The SSL/TSL is works on OSI Transport layer. So it will be working on industry standard SSL port 443 and no need to use custom ports for VPN connections. The connection setup from client end is easy as it can be perform via web browser.

One of the main advantage of VPN is the low implantation and operation cost. If you have public ip with proper internet connection you can simply setup your on VPN server and allow the clients to dial in to it. You do not need to spend money on additional hardware, services, and resources for it. The operation cost also will be very low or null. For ex Microsoft Remote Access solution is comes with the windows server operating system in built. To set it up all you need to do is add the role and configure it. It will not involve any license cost, monthly fees, maintains fees or services charges like we do have with leased connections. 

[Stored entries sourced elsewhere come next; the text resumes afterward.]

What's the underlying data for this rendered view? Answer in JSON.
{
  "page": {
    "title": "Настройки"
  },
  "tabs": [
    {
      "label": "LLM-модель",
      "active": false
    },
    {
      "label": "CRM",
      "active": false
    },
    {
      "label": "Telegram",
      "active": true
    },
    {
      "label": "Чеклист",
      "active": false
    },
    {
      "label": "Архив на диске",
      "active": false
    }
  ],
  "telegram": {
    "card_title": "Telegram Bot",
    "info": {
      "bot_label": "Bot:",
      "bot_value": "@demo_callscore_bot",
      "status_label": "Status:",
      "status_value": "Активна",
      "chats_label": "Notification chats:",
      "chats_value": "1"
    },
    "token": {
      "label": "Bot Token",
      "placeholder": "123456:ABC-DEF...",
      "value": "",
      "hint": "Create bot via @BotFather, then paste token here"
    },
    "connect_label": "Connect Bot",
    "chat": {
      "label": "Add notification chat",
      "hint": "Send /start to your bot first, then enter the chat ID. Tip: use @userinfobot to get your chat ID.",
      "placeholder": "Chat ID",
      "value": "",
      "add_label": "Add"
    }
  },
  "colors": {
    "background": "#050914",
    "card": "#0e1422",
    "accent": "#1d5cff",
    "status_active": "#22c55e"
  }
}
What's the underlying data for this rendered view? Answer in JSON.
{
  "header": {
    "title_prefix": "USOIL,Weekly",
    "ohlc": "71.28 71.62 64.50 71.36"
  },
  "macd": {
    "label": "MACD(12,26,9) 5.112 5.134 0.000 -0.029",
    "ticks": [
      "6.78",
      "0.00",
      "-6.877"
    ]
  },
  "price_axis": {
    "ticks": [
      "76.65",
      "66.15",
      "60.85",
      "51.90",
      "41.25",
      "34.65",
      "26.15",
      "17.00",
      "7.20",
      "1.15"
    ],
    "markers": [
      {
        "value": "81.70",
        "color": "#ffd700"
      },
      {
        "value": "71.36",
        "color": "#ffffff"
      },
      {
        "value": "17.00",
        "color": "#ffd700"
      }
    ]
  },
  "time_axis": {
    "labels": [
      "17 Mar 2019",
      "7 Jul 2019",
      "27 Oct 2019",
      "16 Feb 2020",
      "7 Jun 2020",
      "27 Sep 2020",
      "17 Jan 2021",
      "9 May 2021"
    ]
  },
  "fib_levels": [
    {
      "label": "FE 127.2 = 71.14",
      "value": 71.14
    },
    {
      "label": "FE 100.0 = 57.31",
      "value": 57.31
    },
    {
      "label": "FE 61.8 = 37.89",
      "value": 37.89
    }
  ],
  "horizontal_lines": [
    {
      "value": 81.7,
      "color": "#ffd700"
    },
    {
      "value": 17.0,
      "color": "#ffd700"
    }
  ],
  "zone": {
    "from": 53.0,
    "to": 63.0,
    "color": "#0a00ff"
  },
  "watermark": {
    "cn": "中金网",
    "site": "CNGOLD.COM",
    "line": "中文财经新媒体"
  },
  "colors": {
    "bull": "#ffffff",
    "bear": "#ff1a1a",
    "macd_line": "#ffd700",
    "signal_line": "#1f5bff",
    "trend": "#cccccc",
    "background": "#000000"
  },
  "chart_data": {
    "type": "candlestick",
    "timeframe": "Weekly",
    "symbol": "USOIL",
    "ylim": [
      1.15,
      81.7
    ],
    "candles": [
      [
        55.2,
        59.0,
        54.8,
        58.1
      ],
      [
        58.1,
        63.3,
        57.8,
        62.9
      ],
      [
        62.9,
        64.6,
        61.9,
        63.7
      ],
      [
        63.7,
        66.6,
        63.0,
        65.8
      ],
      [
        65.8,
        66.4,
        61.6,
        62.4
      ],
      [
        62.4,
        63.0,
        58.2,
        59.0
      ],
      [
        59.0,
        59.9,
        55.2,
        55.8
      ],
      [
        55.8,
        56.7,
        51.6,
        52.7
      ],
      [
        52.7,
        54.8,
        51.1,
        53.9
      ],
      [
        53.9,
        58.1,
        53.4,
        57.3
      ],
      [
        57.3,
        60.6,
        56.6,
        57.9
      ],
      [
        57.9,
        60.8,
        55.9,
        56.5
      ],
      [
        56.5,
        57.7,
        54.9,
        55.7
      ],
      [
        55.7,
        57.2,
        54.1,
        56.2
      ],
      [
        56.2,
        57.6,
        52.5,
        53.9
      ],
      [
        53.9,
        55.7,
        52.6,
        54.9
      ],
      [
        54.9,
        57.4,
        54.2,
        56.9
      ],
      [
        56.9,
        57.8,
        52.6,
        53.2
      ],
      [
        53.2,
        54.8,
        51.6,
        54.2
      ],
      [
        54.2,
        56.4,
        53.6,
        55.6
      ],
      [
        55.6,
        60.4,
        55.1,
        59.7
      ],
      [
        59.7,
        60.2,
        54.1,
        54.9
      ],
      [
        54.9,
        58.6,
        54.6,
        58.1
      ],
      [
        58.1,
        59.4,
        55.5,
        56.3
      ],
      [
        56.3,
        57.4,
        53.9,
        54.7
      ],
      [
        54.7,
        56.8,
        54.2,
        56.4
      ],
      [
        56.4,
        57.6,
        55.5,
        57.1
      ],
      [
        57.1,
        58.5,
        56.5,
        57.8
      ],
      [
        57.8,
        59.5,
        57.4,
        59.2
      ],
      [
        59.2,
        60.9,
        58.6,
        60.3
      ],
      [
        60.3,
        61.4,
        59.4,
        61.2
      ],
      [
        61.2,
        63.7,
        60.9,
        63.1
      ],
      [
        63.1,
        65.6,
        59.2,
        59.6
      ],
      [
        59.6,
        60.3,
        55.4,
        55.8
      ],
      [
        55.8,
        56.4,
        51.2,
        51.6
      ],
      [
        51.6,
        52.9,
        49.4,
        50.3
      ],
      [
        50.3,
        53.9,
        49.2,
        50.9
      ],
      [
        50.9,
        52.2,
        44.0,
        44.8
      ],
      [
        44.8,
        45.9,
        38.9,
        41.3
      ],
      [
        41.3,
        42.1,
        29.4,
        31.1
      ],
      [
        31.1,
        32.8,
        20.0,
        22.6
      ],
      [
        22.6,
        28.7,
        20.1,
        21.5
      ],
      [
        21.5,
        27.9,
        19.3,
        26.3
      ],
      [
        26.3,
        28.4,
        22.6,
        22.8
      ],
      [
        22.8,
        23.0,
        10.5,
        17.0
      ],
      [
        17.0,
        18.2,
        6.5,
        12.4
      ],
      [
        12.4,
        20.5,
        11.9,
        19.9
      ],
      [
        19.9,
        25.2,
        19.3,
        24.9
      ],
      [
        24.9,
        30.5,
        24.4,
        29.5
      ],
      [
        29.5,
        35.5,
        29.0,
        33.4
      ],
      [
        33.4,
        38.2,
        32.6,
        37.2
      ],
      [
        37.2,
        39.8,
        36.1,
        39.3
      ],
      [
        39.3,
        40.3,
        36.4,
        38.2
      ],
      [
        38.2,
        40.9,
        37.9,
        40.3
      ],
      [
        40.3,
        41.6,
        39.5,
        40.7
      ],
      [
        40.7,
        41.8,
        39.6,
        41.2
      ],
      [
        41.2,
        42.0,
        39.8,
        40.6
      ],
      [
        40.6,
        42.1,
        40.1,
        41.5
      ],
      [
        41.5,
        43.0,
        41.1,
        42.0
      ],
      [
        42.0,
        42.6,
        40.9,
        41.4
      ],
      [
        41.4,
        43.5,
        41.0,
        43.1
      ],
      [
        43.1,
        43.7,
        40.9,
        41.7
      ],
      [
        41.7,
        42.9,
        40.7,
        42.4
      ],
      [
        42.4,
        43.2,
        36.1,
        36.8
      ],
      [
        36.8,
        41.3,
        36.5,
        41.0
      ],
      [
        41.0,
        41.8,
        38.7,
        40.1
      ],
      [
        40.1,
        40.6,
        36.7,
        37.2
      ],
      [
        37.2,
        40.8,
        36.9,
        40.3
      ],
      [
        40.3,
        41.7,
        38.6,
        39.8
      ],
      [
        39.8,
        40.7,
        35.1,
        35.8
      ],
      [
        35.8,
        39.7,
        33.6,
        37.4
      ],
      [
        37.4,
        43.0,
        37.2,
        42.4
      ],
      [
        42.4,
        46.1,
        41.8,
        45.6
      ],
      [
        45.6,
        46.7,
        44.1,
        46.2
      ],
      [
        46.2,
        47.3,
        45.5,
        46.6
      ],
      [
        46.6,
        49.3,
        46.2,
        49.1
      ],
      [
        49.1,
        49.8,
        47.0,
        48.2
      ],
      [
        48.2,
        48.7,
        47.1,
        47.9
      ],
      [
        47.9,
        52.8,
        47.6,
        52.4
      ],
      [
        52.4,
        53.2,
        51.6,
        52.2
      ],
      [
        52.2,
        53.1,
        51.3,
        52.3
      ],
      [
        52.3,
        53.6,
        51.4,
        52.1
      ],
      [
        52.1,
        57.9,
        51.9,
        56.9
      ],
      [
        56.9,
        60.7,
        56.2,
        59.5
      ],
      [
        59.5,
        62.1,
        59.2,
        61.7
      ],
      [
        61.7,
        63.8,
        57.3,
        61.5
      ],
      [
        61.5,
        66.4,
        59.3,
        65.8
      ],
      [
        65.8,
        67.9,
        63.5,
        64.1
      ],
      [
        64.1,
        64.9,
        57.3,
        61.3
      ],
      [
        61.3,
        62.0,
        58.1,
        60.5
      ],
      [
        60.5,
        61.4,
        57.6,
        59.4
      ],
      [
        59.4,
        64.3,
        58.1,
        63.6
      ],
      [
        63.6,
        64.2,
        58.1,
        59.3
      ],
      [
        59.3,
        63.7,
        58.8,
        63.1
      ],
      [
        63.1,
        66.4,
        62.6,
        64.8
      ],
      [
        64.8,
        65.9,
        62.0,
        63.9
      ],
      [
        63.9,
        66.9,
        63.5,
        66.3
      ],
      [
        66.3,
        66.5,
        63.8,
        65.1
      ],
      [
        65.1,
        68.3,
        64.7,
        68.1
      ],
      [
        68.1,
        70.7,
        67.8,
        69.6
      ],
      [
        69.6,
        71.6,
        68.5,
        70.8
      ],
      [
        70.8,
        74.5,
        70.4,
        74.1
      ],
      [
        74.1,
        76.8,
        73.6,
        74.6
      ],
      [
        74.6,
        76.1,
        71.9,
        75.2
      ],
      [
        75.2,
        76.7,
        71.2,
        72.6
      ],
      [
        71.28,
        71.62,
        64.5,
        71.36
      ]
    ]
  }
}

The other beauty of VPN is that it support for mobility. As we discussed it do not have any physical connection between the locations. If you have internet connection you can use VPN to connect to cooperate network from anywhere in the world. It can be via your mobile, smart phone, pad, laptop etc. This is very best solution for mobile sales peoples, management staff which travels on business matters. All they need is working internet connection. It doesn’t matter if you in hotel, road, airport, bus stop if you connected to VPN you will be part of corporate network.

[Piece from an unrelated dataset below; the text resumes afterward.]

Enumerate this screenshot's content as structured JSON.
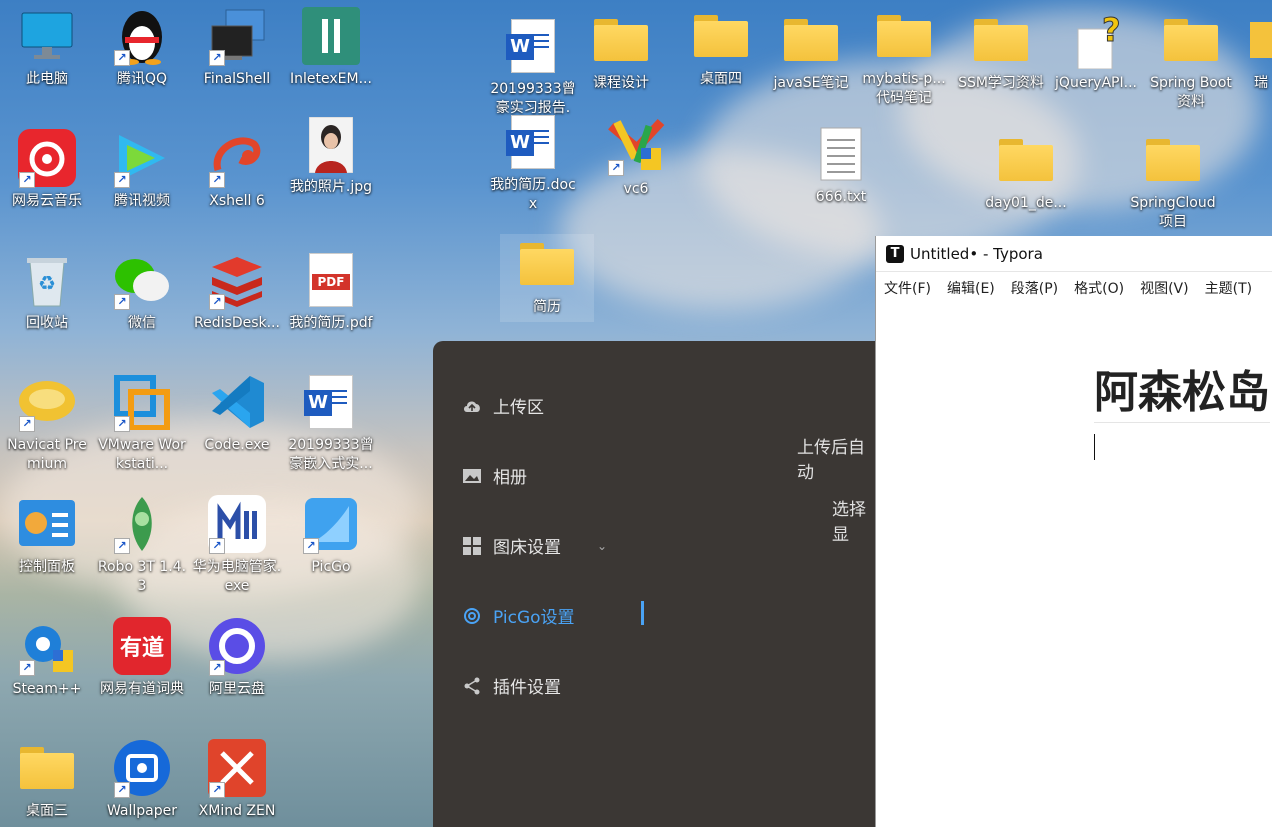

One of another advantage of using VPN is it will not have dependency on service providers. There are certain situations such as cooperate site-to-site VPN solutions which may use via service provider but majority of the VPN connection solutions are not depend on the service provider. In leased line if you got connection from particular ISP you always have to depend on that service provider to get connected. If line has issues you have to wait till they fix it. But in VPN solutions all you need is working internet connection. It doesn’t matter which ISP you connects from. For ex- In home office let’s assume you using VPN connection to connect to office network. While you working, the DSL connection you using as primary internet connection starts to drop. But you have mobile internet connection from another service provider. You can simply plug in the dongle and connect to VPN via and continue your work. You will not need to change any VPN connection settings to do it.

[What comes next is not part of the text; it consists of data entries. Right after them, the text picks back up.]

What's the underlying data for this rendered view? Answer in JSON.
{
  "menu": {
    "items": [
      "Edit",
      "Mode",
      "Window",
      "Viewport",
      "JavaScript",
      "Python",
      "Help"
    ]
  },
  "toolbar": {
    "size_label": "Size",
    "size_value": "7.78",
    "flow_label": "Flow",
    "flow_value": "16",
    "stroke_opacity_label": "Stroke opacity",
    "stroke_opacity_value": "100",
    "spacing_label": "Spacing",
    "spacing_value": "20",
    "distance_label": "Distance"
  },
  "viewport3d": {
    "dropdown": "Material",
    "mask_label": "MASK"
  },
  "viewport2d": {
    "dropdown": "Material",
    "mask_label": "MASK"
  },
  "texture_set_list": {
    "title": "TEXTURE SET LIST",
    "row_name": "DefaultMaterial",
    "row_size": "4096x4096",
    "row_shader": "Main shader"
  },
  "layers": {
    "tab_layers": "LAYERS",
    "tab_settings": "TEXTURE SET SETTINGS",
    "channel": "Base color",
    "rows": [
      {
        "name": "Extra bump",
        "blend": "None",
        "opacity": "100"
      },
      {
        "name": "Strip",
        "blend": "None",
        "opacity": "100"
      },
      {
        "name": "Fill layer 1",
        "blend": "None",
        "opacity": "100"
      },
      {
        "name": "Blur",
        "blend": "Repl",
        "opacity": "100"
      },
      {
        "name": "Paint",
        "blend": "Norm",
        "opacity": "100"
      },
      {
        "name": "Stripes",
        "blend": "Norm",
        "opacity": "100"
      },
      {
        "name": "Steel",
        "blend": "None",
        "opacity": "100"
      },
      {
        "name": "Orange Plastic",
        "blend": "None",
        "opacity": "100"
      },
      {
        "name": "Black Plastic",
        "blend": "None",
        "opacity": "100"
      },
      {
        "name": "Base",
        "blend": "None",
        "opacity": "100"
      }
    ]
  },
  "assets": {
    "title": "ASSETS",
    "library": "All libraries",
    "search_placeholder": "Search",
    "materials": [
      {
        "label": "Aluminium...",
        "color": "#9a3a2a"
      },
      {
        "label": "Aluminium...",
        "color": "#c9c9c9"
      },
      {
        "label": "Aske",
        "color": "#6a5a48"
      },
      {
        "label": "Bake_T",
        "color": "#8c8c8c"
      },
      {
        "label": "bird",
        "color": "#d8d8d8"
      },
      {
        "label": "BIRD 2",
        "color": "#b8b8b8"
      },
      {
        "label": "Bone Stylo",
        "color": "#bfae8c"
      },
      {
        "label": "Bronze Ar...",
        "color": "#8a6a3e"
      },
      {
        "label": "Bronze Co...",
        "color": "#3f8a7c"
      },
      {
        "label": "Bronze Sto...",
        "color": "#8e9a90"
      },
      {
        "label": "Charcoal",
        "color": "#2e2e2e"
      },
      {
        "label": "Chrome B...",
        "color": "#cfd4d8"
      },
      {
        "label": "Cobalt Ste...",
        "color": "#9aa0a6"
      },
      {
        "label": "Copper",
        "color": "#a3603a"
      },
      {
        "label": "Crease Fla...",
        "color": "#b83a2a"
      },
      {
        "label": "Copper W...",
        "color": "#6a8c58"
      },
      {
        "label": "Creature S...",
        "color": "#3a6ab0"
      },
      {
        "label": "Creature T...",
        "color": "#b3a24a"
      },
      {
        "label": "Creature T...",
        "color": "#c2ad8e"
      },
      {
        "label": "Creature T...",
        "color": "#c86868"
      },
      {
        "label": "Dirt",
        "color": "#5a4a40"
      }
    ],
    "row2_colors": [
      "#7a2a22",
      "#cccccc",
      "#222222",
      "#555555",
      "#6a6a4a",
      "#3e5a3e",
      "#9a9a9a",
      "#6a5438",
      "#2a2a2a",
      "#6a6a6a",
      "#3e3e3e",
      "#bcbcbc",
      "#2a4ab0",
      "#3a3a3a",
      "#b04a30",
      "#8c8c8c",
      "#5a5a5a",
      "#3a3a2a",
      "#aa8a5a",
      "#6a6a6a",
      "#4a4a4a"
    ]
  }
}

If you take a leased line solution some time it may be a combination of different ISP, different technologies. There for to maintain/troubleshoot it will take time and complex routine. But on a VPN it’s easier to maintain and troubleshoot. Mostly it will be due to failure of internet connections. Other than that very rarely it involves any complex troubleshooting routine specially because no physical connection.

Considering all these facts it’s obviously VPN is the best solution to use for remote access.

There are different solutions such as Remote desktop Services, Terminal services, Citrix Solutions which can use for the remote access. All those have different pros and cons but here I only compare the leased line solution and the VPN solution.